The dark expanse of the banyan tree above the temple gate casts a dense shadow on the courtyard and the carvings that flicker like apparitions in the uneven light. A serpentine stream of bodies coils itself, circle within circle, around a large, branching torch. Two hemispheres of men: one, a pattern of silhouettes; th other, sculptural faces of brown skin caught in a net of torchlight. The half-seen multitude waits in silence. A priest enters with offerings, a blessing of holy water. One piercing voice cracks the suspense; the circle electrifies.

No other dance is so unnerving as the amazing Kecak: one hundred and fifty men who, by a regimented counterplay of sounds, simulate the orchestration of the gamelan. Kecak, a name indicating the "chak-a-chak" sounds, evolved from the male chorus of the ritual Sanghyang trance ceremony. By a choreography ingeniously simple, chorus is transfigured into ecstasy. The annihilation of the individual, the cries, the erratic pulse of sound and sublimated violence of the Kecak are perfectly contained in the precise use of a few basic motions of head, arms and torso. Through a coordination rehearsed for months prior to a performance, various parts of the dance merge in a startling continuum of grouped motion and voice. Many words and gestures have no meaning other than as derivatives of incantations to drive out evil, as was the original purpose of the Sanghyang chorus.

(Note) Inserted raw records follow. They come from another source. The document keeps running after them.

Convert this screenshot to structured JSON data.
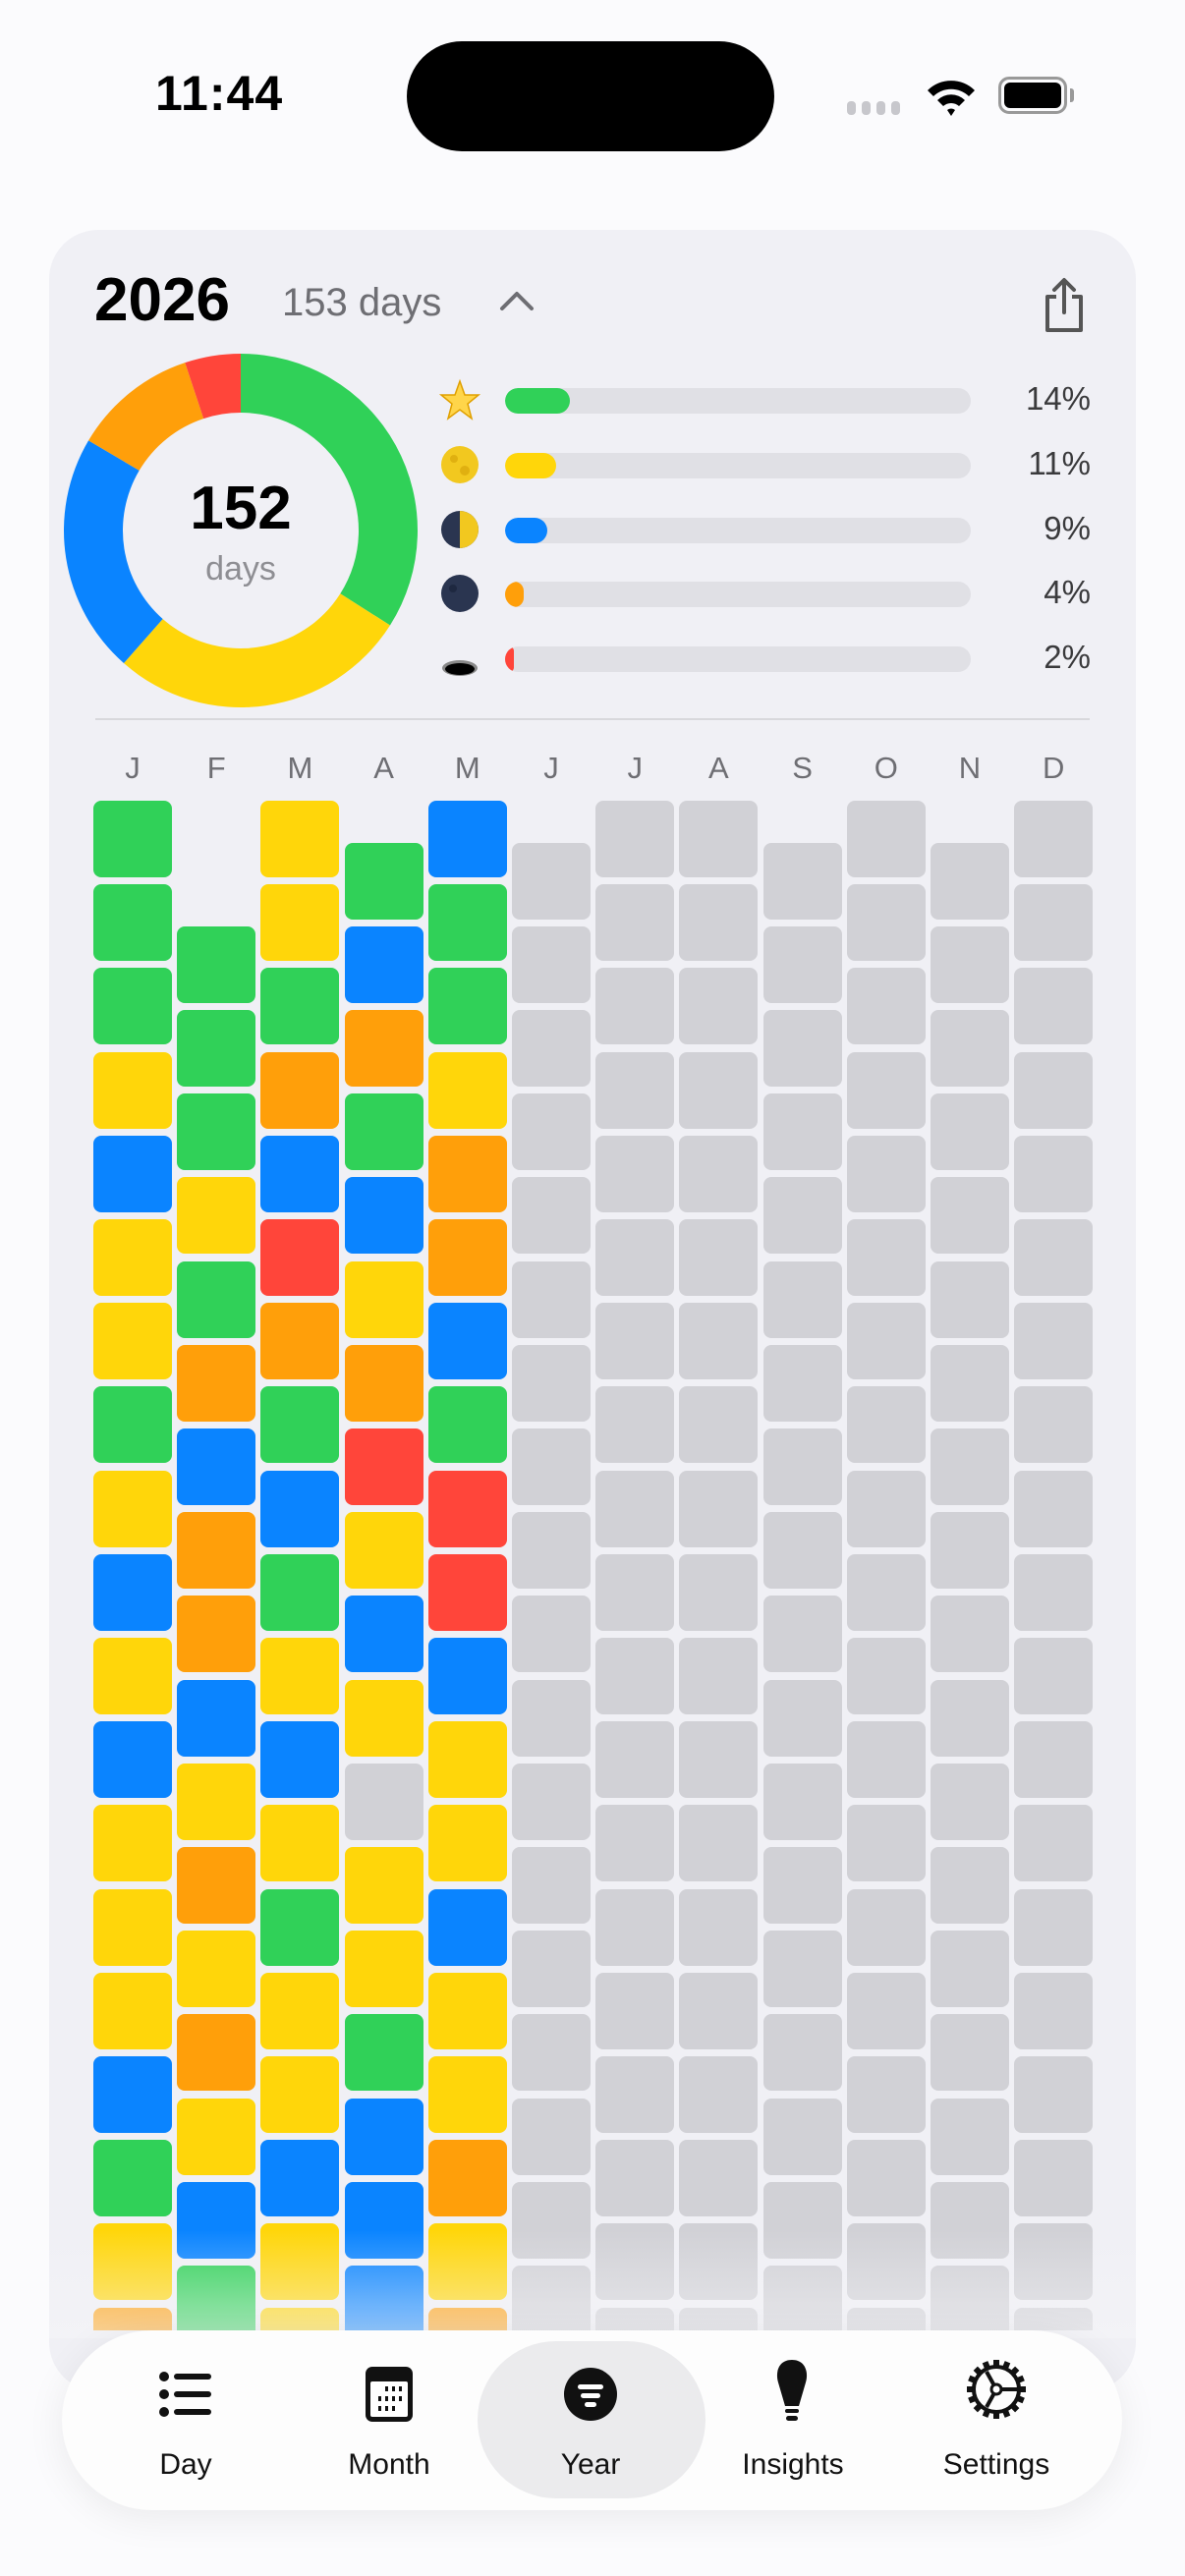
{
  "status_bar": {
    "time": "11:44"
  },
  "header": {
    "year": "2026",
    "day_count": "153 days",
    "chevron_icon": "chevron-up-icon",
    "share_icon": "share-icon"
  },
  "donut": {
    "value": "152",
    "label": "days",
    "fractions": [
      0.34,
      0.275,
      0.22,
      0.114,
      0.051
    ],
    "colors": [
      "#30d158",
      "#ffd60a",
      "#0a84ff",
      "#ff9f0a",
      "#ff453a"
    ]
  },
  "legend": [
    {
      "icon": "star-icon",
      "percent": "14%",
      "fill": 14,
      "color": "#30d158"
    },
    {
      "icon": "full-moon-icon",
      "percent": "11%",
      "fill": 11,
      "color": "#ffd60a"
    },
    {
      "icon": "half-moon-icon",
      "percent": "9%",
      "fill": 9,
      "color": "#0a84ff"
    },
    {
      "icon": "new-moon-icon",
      "percent": "4%",
      "fill": 4,
      "color": "#ff9f0a"
    },
    {
      "icon": "hole-icon",
      "percent": "2%",
      "fill": 2,
      "color": "#ff453a"
    }
  ],
  "mood_colors": {
    "g": "#30d158",
    "y": "#ffd60a",
    "b": "#0a84ff",
    "o": "#ff9f0a",
    "r": "#ff453a",
    "empty": "#d1d1d6"
  },
  "months": [
    {
      "label": "J",
      "days": 31,
      "moods": "gggybyygybybyyybgyo"
    },
    {
      "label": "F",
      "days": 28,
      "moods": "gggygoboobyoyoybg"
    },
    {
      "label": "M",
      "days": 31,
      "moods": "yygobrogbgybygyybyy"
    },
    {
      "label": "A",
      "days": 30,
      "moods": "gbogbyoryby yygbbbb"
    },
    {
      "label": "M",
      "days": 31,
      "moods": "bggyoobgrrbyybyyoyo"
    },
    {
      "label": "J",
      "days": 30,
      "moods": ""
    },
    {
      "label": "J",
      "days": 31,
      "moods": ""
    },
    {
      "label": "A",
      "days": 31,
      "moods": ""
    },
    {
      "label": "S",
      "days": 30,
      "moods": ""
    },
    {
      "label": "O",
      "days": 31,
      "moods": ""
    },
    {
      "label": "N",
      "days": 30,
      "moods": ""
    },
    {
      "label": "D",
      "days": 31,
      "moods": ""
    }
  ],
  "tabs": [
    {
      "label": "Day",
      "icon": "list-icon",
      "selected": false
    },
    {
      "label": "Month",
      "icon": "calendar-icon",
      "selected": false
    },
    {
      "label": "Year",
      "icon": "year-filter-icon",
      "selected": true
    },
    {
      "label": "Insights",
      "icon": "lightbulb-icon",
      "selected": false
    },
    {
      "label": "Settings",
      "icon": "gear-icon",
      "selected": false
    }
  ]
}
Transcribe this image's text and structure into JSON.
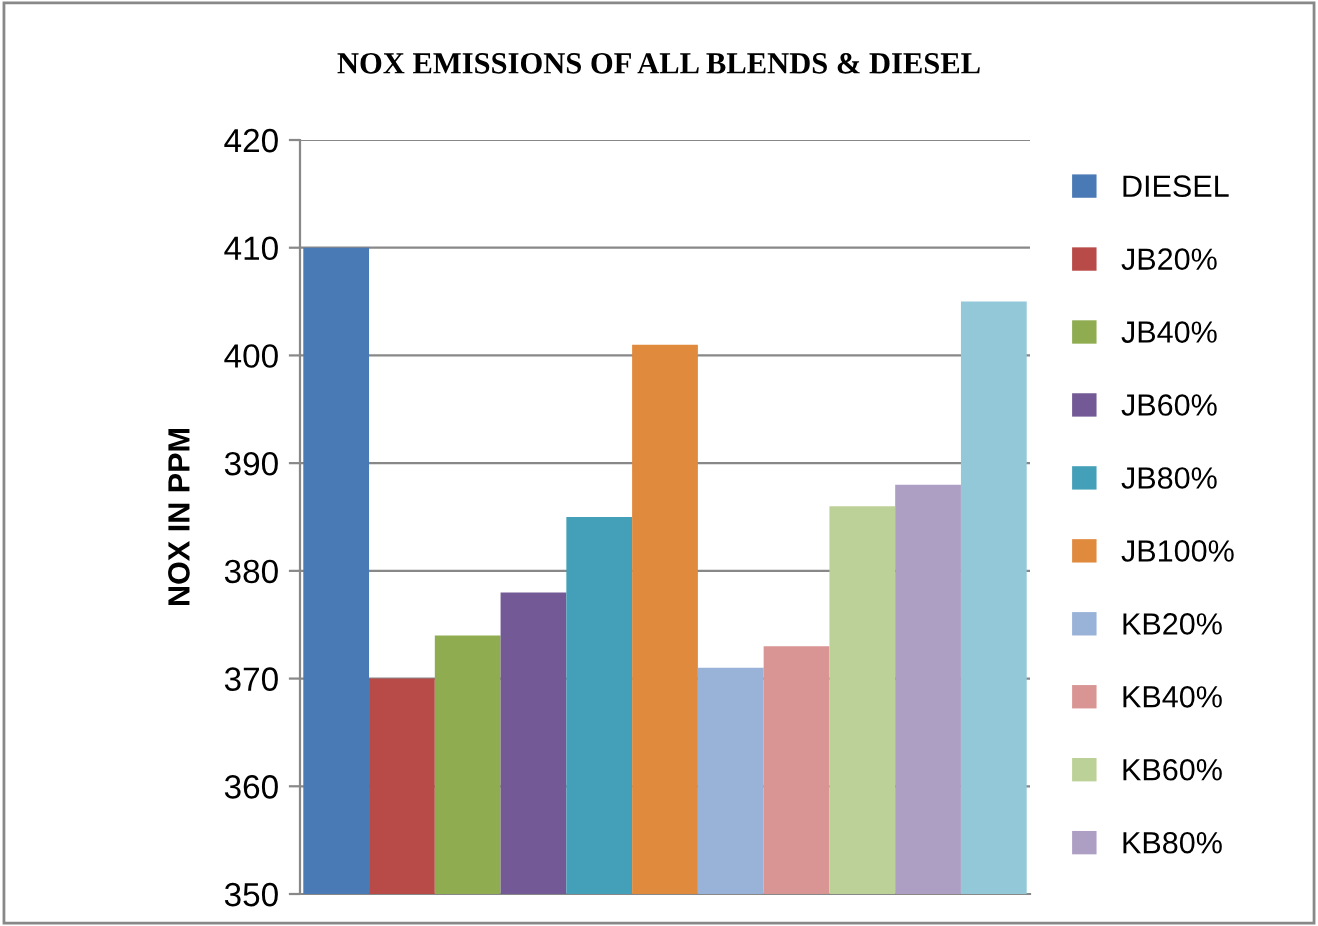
{
  "chart_data": {
    "type": "bar",
    "title": "NOX EMISSIONS OF ALL BLENDS & DIESEL",
    "ylabel": "NOX IN PPM",
    "categories": [
      null
    ],
    "series": [
      {
        "name": "DIESEL",
        "color": "#4a7ab5",
        "values": [
          410
        ]
      },
      {
        "name": "JB20%",
        "color": "#b84a48",
        "values": [
          370
        ]
      },
      {
        "name": "JB40%",
        "color": "#8fad50",
        "values": [
          374
        ]
      },
      {
        "name": "JB60%",
        "color": "#735a96",
        "values": [
          378
        ]
      },
      {
        "name": "JB80%",
        "color": "#43a0b8",
        "values": [
          385
        ]
      },
      {
        "name": "JB100%",
        "color": "#e08a3e",
        "values": [
          401
        ]
      },
      {
        "name": "KB20%",
        "color": "#98b2d8",
        "values": [
          371
        ]
      },
      {
        "name": "KB40%",
        "color": "#d99593",
        "values": [
          373
        ]
      },
      {
        "name": "KB60%",
        "color": "#bcd197",
        "values": [
          386
        ]
      },
      {
        "name": "KB80%",
        "color": "#ad9fc4",
        "values": [
          388
        ]
      },
      {
        "color": "#93c8d8",
        "values": [
          405
        ]
      }
    ],
    "ylim": [
      350,
      420
    ],
    "yticks": [
      350,
      360,
      370,
      380,
      390,
      400,
      410,
      420
    ],
    "grid": "y",
    "legend": "right",
    "tick_labels": "y"
  }
}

Kecaks include a drama, in which the circle of light around the torch becomes a stage, and its periphery of men, a living theatre with all dramatic effects. Accompanied by the bizarre music of human instruments, the storyteller relates the episode enacted within the performance, usually one drawn from Hindu epic poem, the Ramayana. When demon-king Rawana leaps to the center, the chorus simulates his flight with a long hissing sound. When Hanoman enters the mystic circle, the men become an army of chattering monkeys-hence, the nickname "Monkey Dance".